New York City received support from four sources in its climate liability suit against the oil industry: friend-of-the-court briefs filed in favor of its appeal of the case’s recent dismissal by a federal judge.
Filed in the U.S. Court of Appeals for the Second Circuit, one was written by New York Attorney General Barbara Underwood and signed by eight other Democratic state attorneys general, including California’s Xavier Becerra. A coalition of local government associations, which includes the National League of Cities, the U.S. Conference of Mayors and the International Municipal Lawyers Association, submitted a brief.
Another was filed by three environmental justice organizations in New York: the New York City Environmental Justice Alliance (NYC-EJA), UPROSE and THE POINT Community Development Corporation. Catherine Sharkey, a legal scholar who has written extensively on torts, product liability and class actions, also submitted a brief supporting the city’s case.
New York filed suit against Chevron, ConocoPhillips, ExxonMobil, and Royal Dutch Shell in January, seeking billions in damages to cover infrastructure improvements needed to protect New Yorkers from the increasing effects of climate change. The suit includes federal claims of public nuisance, private nuisance and trespass and seeks monetary damages to help pay for the costs of protecting the city.
U.S. District Judge John Keenan dismissed the suit in July, ruling that the city’s claims are covered under federal law, but involve greenhouse gas emissions that cross state lines. That puts them under the jurisdiction of the Clean Air Act, which authorizes the Environmental Protection Agency to regulate greenhouse gas emissions.
The city appealed last week, contending that Keenan “misunderstood the city’s allegations and, on the basis of that misunderstanding, erroneously concluded that various federal law doctrines barred the city’s claims.”

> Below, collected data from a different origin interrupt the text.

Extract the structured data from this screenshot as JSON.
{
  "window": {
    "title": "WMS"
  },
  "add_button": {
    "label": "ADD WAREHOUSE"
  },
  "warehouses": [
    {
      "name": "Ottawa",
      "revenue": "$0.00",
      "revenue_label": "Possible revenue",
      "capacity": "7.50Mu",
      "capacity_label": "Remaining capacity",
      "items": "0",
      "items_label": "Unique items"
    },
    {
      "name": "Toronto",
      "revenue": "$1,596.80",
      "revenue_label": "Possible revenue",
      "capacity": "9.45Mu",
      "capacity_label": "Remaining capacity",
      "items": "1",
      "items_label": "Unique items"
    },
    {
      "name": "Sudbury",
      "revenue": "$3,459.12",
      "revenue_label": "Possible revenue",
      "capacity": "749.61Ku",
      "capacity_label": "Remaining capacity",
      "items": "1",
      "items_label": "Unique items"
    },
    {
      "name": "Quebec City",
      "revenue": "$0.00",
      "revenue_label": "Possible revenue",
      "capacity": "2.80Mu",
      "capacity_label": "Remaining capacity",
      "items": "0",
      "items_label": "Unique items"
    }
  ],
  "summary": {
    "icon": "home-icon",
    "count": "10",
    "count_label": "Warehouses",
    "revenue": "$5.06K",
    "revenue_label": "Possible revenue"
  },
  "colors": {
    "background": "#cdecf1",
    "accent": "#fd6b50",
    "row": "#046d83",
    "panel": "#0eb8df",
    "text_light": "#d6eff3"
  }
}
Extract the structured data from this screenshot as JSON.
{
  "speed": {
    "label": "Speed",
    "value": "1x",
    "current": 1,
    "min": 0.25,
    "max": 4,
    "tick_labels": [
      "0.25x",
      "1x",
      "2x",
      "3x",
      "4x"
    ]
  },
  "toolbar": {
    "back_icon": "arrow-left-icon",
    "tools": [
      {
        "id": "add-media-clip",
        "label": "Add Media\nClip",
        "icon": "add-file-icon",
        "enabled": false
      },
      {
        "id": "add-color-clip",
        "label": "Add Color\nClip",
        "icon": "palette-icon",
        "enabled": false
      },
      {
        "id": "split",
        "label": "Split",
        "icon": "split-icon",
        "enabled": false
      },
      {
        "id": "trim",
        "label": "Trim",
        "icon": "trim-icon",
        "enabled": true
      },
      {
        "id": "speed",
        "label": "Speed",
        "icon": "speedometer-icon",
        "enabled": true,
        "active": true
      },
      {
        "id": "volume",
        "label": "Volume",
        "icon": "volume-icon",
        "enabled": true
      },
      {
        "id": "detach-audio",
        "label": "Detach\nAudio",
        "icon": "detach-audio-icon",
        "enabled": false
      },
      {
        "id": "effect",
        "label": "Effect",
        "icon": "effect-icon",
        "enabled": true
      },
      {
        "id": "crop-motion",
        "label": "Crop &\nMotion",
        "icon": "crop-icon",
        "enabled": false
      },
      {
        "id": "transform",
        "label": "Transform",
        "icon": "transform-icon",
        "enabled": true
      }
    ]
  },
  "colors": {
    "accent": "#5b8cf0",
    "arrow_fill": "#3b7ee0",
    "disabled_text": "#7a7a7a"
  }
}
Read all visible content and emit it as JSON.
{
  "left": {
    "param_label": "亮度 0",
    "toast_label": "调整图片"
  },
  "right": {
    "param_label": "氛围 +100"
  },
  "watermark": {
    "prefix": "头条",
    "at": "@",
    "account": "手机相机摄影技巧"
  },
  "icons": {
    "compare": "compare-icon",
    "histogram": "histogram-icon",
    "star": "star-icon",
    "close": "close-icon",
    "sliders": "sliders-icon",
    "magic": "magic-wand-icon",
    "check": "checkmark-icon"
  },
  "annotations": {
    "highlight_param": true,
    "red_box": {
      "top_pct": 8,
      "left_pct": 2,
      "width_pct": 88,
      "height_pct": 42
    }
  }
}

Underwood, who recently filed a lawsuit against Exxon for climate fraud under the state’s investor protection statute, said in the AGs’ brief that Keenan was wrong to dismiss states’ rights to tackle the problem of climate harms.
“The district court’s dismissal of the City’s claims reflects its incorrect view that federal law alone governs all actions touching on climate harms,” the brief said. “Courts have consistently held otherwise, recognizing that States have not only critical interests in abating climate change and mitigating climate harms, but also authority to address those interests.
“The district court’s holding here would lead to the extraordinary conclusion that no law at all applies to the environmental harms caused by defendants’ allegedly tortious activities.”
In her brief, Sharkey argued that “the law of nuisance has long covered both private and public disputes that cause injuries, including claims where environmental pollution caused the injuries.”
“A tort claim seeking compensation for climate change-related harms is a special species of that kind of environmental pollution case. But applying nuisance law here is nothing extraordinary. It represents a natural extension of long-standing theoretical and doctrinal principles of tort law,” Sharkey wrote.
In its complaint, the city also argued that if its claims are displaced by the Clean Air Act, it would use state law claims, an argument that Keenan rejected as “illogical.”
The local government associations argue in their brief that until Keenan’s decision—as well as a similar ruling by the federal judge who dismissed similar cases by San Francisco and Oakland—every court that “examined the viability of state-based nuisance and tort claims for climate change concluded that state law claims survived displacement of federal law claims.”
Climate change is not a “uniquely federal interest,” said the local governments arguing that cities are at the forefront of climate action and have used state law to implement solutions to combat the local effects of climate change.
They contend that Keenan’s decision could pose risk to cities across the country by preventing them from using state law claims to pursue remedies for local environmental harms, including climate change.
The local governments support the city’s assertion that Keenan misunderstood New York’s allegations and “on that basis, converted state law claims challenging one set of behaviors—production, marketing, and sale of a product—into a federal law claim challenging another set of behaviors—combustion of the product and emission of greenhouse gases,” they wrote in the brief.
“Even if this court were to accept the district court’s determination that there is a federal common law claim that could apply in this context, its displacement would demand the state law claim be heard on its own terms.”
The environmental justice organizations said local communities are on the frontline of climate change and the most vulnerable are low-income communities and communities of color. Those communities have fewer resources to prepare and recover from climate hazards such as extreme heat, extreme storms, and flooding.
They said Hurricane Sandy “highlights the need for localities to be proactive in adaptation and protection efforts.”
“Fossil fuels have already had a devastating effect on the well-being of New York City,” the organizations said in their brief.
“Sandy demonstrated the uniqueness of New York’s position and its need to fight climate change on a local level with all available resources and tools.”